Rédigée quelques années après le reflux de ce processus révolutionnaire, cette œuvre politique majeure du XXe siècle livre une profonde méditation sur l’échec des révolutions en Europe, et sur la façon de surmonter la défaite du mouvement ouvrier des années 1920 et 1930. Trois quarts de siècle après la mort de Gramsci, elle continue de parler à tous ceux qui n’ont pas renoncé à trouver les voies d’un autre monde possible.


Etrangement, elle parle aussi à ceux qui s’acharnent à empêcher que cet autre monde advienne. « Au fond, j’ai fait mienne l’analyse de Gramsci : le pouvoir se gagne par les idées.
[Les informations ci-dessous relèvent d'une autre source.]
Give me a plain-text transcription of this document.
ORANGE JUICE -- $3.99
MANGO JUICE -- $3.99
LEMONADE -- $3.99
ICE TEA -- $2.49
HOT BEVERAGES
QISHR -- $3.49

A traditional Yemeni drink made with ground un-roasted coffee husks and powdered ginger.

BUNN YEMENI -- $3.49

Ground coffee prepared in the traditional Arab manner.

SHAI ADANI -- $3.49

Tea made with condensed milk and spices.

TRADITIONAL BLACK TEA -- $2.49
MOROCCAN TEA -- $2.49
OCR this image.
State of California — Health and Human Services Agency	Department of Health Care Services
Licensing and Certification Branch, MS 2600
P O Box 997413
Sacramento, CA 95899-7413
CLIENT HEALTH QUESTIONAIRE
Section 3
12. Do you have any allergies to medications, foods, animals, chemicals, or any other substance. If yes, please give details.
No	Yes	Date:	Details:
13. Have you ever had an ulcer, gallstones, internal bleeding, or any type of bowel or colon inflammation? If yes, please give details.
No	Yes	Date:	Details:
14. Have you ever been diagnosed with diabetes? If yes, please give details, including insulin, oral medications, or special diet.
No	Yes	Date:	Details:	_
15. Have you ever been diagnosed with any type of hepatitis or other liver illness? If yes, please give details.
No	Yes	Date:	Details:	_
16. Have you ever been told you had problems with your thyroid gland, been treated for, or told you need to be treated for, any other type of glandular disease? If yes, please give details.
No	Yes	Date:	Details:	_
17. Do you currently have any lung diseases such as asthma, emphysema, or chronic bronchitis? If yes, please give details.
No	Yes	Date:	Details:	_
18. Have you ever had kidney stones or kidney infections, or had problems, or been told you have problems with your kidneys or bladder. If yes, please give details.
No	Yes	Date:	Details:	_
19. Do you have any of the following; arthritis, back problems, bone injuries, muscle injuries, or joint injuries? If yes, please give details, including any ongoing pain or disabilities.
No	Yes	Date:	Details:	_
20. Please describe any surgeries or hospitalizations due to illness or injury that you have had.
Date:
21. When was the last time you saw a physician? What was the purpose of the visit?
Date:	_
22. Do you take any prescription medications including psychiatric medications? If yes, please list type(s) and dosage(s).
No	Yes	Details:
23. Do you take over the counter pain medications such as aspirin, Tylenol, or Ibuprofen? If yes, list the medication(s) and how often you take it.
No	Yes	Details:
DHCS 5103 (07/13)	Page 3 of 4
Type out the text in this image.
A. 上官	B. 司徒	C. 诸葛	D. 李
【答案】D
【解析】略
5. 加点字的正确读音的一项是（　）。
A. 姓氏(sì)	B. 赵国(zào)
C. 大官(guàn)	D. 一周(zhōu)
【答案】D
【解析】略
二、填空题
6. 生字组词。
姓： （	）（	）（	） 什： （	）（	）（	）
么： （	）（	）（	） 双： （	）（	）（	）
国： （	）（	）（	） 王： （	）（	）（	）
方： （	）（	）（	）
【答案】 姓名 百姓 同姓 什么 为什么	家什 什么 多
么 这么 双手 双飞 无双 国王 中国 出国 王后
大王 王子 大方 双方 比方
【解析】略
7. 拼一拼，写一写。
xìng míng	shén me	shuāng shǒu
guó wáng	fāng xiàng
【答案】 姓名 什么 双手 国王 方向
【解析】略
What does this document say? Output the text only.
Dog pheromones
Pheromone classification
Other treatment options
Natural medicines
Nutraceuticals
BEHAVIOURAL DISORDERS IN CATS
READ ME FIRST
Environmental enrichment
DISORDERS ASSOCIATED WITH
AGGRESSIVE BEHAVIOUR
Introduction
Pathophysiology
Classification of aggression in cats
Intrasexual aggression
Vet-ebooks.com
C’est la première fois qu’un homme de droite assume cette bataille-là », déclarait ainsi M. Nicolas Sarkozy quelques jours avant le premier tour de l’élection présidentielle de 2007.... Pas mal l' énergumène non ?


S’il est un concept qui revient de plus en plus fréquemment dans les discours progressistes, c’est bien celui d’hégémonie culturelle qu’a développé le philosophe marxiste italien Antonio Gramsci (1891-1937). Mais que recouvre-t-il et quelle stratégie contient-il ?


UN THÉORICIEN EMPRISONNE


Membre fondateur du Parti Communiste italien dont il sera Secrétaire général, intellectuel actif, journaliste et créateur du journal l’Unità, Antonio Gramsci est député lorsque, en 1926, il est arrêté par les fascistes et condamné pour conspiration deux ans plus tard. Le procureur mussolinien terminera son réquisitoire par ces paroles : « Nous devons empêcher ce cerveau de fonctionner ». Ruse de l’histoire, c’est durant cette longue incarcération que le socialiste révolutionnaire formera sa pensée, devenant l’un des plus originaux théoriciens du marxisme. Elle se déclinera dans une œuvre fleuve, près de 3000 pages de carnets, sortie clandestinement d’Italie et finalement éditée sous le nom de « Cahiers de prison ». Ceux-ci constituent une réflexion profonde et visionnaire de l’histoire italienne, du marxisme, de l’éducation (et notamment l’éducation des travailleurs issus de l’industrialisation), de la société civile ou encore de l’hégémonie culturelle. Un fil conducteur les traverse : la culture est « organiquement » liée au pouvoir dominant.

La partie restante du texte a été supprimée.